Quick Tips for Preventing Pests and Fungus on Roses

While we like to encourage minimal pesticide and fungicide spraying in general, roses are plants that you really can’t avoid treating. 

1st Use Neem Oil: You can prevent some pests and fungus issues by spraying roses with Neem oil in late winter/early spring. Neem oil coats the spores of fungi and also coats the eggs of pests, suffocating both of them and preventing an invasion.

2nd Use a General Spray: About a week after spraying Neem oil. Treat roses with an all purpose general spray. (read label for follow up application recommendations…usually 10-14 days later). 

After that, spray as needed, or on a regular maintenance schedule (as directed by the product label), if your roses tend to struggle with these issues. 

There is a wealth of pesticides and fungicides on the shelves, but I’ll offer the recommendations we received from Meg during the rose class. These are JUST suggestions; everyone has their different favorite products. Dive into the vast knowledge that the San Antonio Rose Society has here.

roses-spidermites
Rose Pests:

Aphids: A forceful spray of water goes a long way to dislodging and displacing these pests. 

Thrips: Systemic Orthene seems to work best on these pests (signs: bud fall before opening, edges of petals are browned). Did you know thrips seem to be attracted to lighter colored blooms?

Chili Thrips: Cut off all infected blooms, and bag and throw away! Follow up with a spray of Spinosad or Orthene. Rotate which product you use so they don’t become immune to the spray.

Scale: Neem Oil as mentioned above. Neem oil is temperature sensitive. Use only when temps are between 46° – 86° for best effectiveness and to eliminate the risk of burning plants.

Spider Mites: These pests stay on both the plant and in the soil for a period of time. A hard spray of water to leaves and underside of leaves, can help to break up the lifecycle. Insecticidal soap or a mixed spray of seaweed and molasses seems to give some semblance of control. 

Rose Disease and Fungus:

Cleaning up infected leaf litter goes a long way to stop the spread of rose diseases and fungus.

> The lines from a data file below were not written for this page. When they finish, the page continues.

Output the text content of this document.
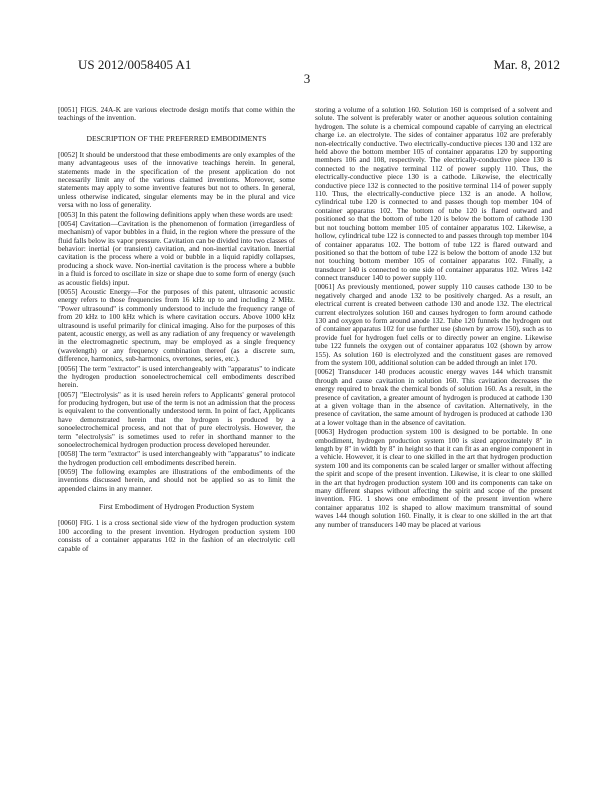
US 2012/0058405 A1	Mar. 8, 2012
3

[0051] FIGS. 24A-K are various electrode design motifs that come within the teachings of the invention.

DESCRIPTION OF THE PREFERRED EMBODIMENTS

[0052] It should be understood that these embodiments are only examples of the many advantageous uses of the innovative teachings herein. In general, statements made in the specification of the present application do not necessarily limit any of the various claimed inventions. Moreover, some statements may apply to some inventive features but not to others. In general, unless otherwise indicated, singular elements may be in the plural and vice versa with no loss of generality.

[0053] In this patent the following definitions apply when these words are used:

[0054] Cavitation—Cavitation is the phenomenon of formation (irregardless of mechanism) of vapor bubbles in a fluid, in the region where the pressure of the fluid falls below its vapor pressure. Cavitation can be divided into two classes of behavior: inertial (or transient) cavitation, and non-inertial cavitation. Inertial cavitation is the process where a void or bubble in a liquid rapidly collapses, producing a shock wave. Non-inertial cavitation is the process where a bubble in a fluid is forced to oscillate in size or shape due to some form of energy (such as acoustic fields) input.

[0055] Acoustic Energy—For the purposes of this patent, ultrasonic acoustic energy refers to those frequencies from 16 kHz up to and including 2 MHz. "Power ultrasound" is commonly understood to include the frequency range of from 20 kHz to 100 kHz which is where cavitation occurs. Above 1000 kHz ultrasound is useful primarily for clinical imaging. Also for the purposes of this patent, acoustic energy, as well as any radiation of any frequency or wavelength in the electromagnetic spectrum, may be employed as a single frequency (wavelength) or any frequency combination thereof (as a discrete sum, difference, harmonics, sub-harmonics, overtones, series, etc.).

[0056] The term "extractor" is used interchangeably with "apparatus" to indicate the hydrogen production sonoelectrochemical cell embodiments described herein.

[0057] "Electrolysis" as it is used herein refers to Applicants' general protocol for producing hydrogen, but use of the term is not an admission that the process is equivalent to the conventionally understood term. In point of fact, Applicants have demonstrated herein that the hydrogen is produced by a sonoelectrochemical process, and not that of pure electrolysis. However, the term "electrolysis" is sometimes used to refer in shorthand manner to the sonoelectrochemical hydrogen production process developed hereunder.

[0058] The term "extractor" is used interchangeably with "apparatus" to indicate the hydrogen production cell embodiments described herein.

[0059] The following examples are illustrations of the embodiments of the inventions discussed herein, and should not be applied so as to limit the appended claims in any manner.

First Embodiment of Hydrogen Production System

[0060] FIG. 1 is a cross sectional side view of the hydrogen production system 100 according to the present invention. Hydrogen production system 100 consists of a container apparatus 102 in the fashion of an electrolytic cell capable of

storing a volume of a solution 160. Solution 160 is comprised of a solvent and solute. The solvent is preferably water or another aqueous solution containing hydrogen. The solute is a chemical compound capable of carrying an electrical charge i.e. an electrolyte. The sides of container apparatus 102 are preferably non-electrically conductive. Two electrically-conductive pieces 130 and 132 are held above the bottom member 105 of container apparatus 120 by supporting members 106 and 108, respectively. The electrically-conductive piece 130 is connected to the negative terminal 112 of power supply 110. Thus, the electrically-conductive piece 130 is a cathode. Likewise, the electrically conductive piece 132 is connected to the positive terminal 114 of power supply 110. Thus, the electrically-conductive piece 132 is an anode. A hollow, cylindrical tube 120 is connected to and passes though top member 104 of container apparatus 102. The bottom of tube 120 is flared outward and positioned so that the bottom of tube 120 is below the bottom of cathode 130 but not touching bottom member 105 of container apparatus 102. Likewise, a hollow, cylindrical tube 122 is connected to and passes through top member 104 of container apparatus 102. The bottom of tube 122 is flared outward and positioned so that the bottom of tube 122 is below the bottom of anode 132 but not touching bottom member 105 of container apparatus 102. Finally, a transducer 140 is connected to one side of container apparatus 102. Wires 142 connect transducer 140 to power supply 110.

[0061] As previously mentioned, power supply 110 causes cathode 130 to be negatively charged and anode 132 to be positively charged. As a result, an electrical current is created between cathode 130 and anode 132. The electrical current electrolyzes solution 160 and causes hydrogen to form around cathode 130 and oxygen to form around anode 132. Tube 120 funnels the hydrogen out of container apparatus 102 for use further use (shown by arrow 150), such as to provide fuel for hydrogen fuel cells or to directly power an engine. Likewise tube 122 funnels the oxygen out of container apparatus 102 (shown by arrow 155). As solution 160 is electrolyzed and the constituent gases are removed from the system 100, additional solution can be added through an inlet 170.

[0062] Transducer 140 produces acoustic energy waves 144 which transmit through and cause cavitation in solution 160. This cavitation decreases the energy required to break the chemical bonds of solution 160. As a result, in the presence of cavitation, a greater amount of hydrogen is produced at cathode 130 at a given voltage than in the absence of cavitation. Alternatively, in the presence of cavitation, the same amount of hydrogen is produced at cathode 130 at a lower voltage than in the absence of cavitation.

[0063] Hydrogen production system 100 is designed to be portable. In one embodiment, hydrogen production system 100 is sized approximately 8" in length by 8" in width by 8" in height so that it can fit as an engine component in a vehicle. However, it is clear to one skilled in the art that hydrogen production system 100 and its components can be scaled larger or smaller without affecting the spirit and scope of the present invention. Likewise, it is clear to one skilled in the art that hydrogen production system 100 and its components can take on many different shapes without affecting the spirit and scope of the present invention. FIG. 1 shows one embodiment of the present invention where container apparatus 102 is shaped to allow maximum transmittal of sound waves 144 though solution 160. Finally, it is clear to one skilled in the art that any number of transducers 140 may be placed at various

Blackspot: This tough to completely eradicate; it just is kind of always hanging in the corners waiting to show up. Prevent by spring pruning and clean up as this will help remove overwintering fungal spores. Spray with a preventative like Banner Maxx or Honor Guard.

Powdery Mildew: Cloudy, rainy weather or crowding can spur this on. Prevent by planting in full sun, watering in the morning, and proper pruning for air circulation. First, don’t stress too much over it. Second, spray with a preventative like Banner Maxx or Honor Guard.

Witches Broom/Rosette Virus: We don’t see much of this, thankfully, but if you get it, cut down the plant, bag it up, and throw it far, far away. Sorry, that’s the cold hard truth. 

Man watering roses
Basic Rose Maintenance:

Feeding Roses In general, roses should be fed once a month beginning mid February after pruning and stopping no later than October for the year. 

Liquid options: These are great for immediate feeding. Fish emulsion or seaweed with molasses is a great option, or Miracle Gro is a common choice. Liquid fertilizers give your roses and extra boost. Great for if you are entering a rose show. Focus liquid fertilizers around the dripline and not at the center of the roots. 

Granular options: These fertilizers take longer to break down and offer continuous feeding in the soil. Osmocote, Espoma Rose-Tone, Rose Glo, are all good options. Read label to see how long each product feeds. 

Water: Roses need at least a minimum of an inch of water per week. During our hot, dry summers, you will need to water even more. 

Mulch: Mulch is an excellent product to include in your rose beds. If you choose an organic type (ex: pine bark) it works itself into the soil and improves its quality. Mulch is also a fantastic weed deterrent, and keeps soil cool in summer/warm in winter. Apply 3” of mulch in spring.

We hope this gives you a good jumping in point for including roses in your landscape, or making the commitment to care for your roses properly. Thank you again to Meg Ware for sharing your rose knowledge with Rainbow Gardens during the first month of our events and classes!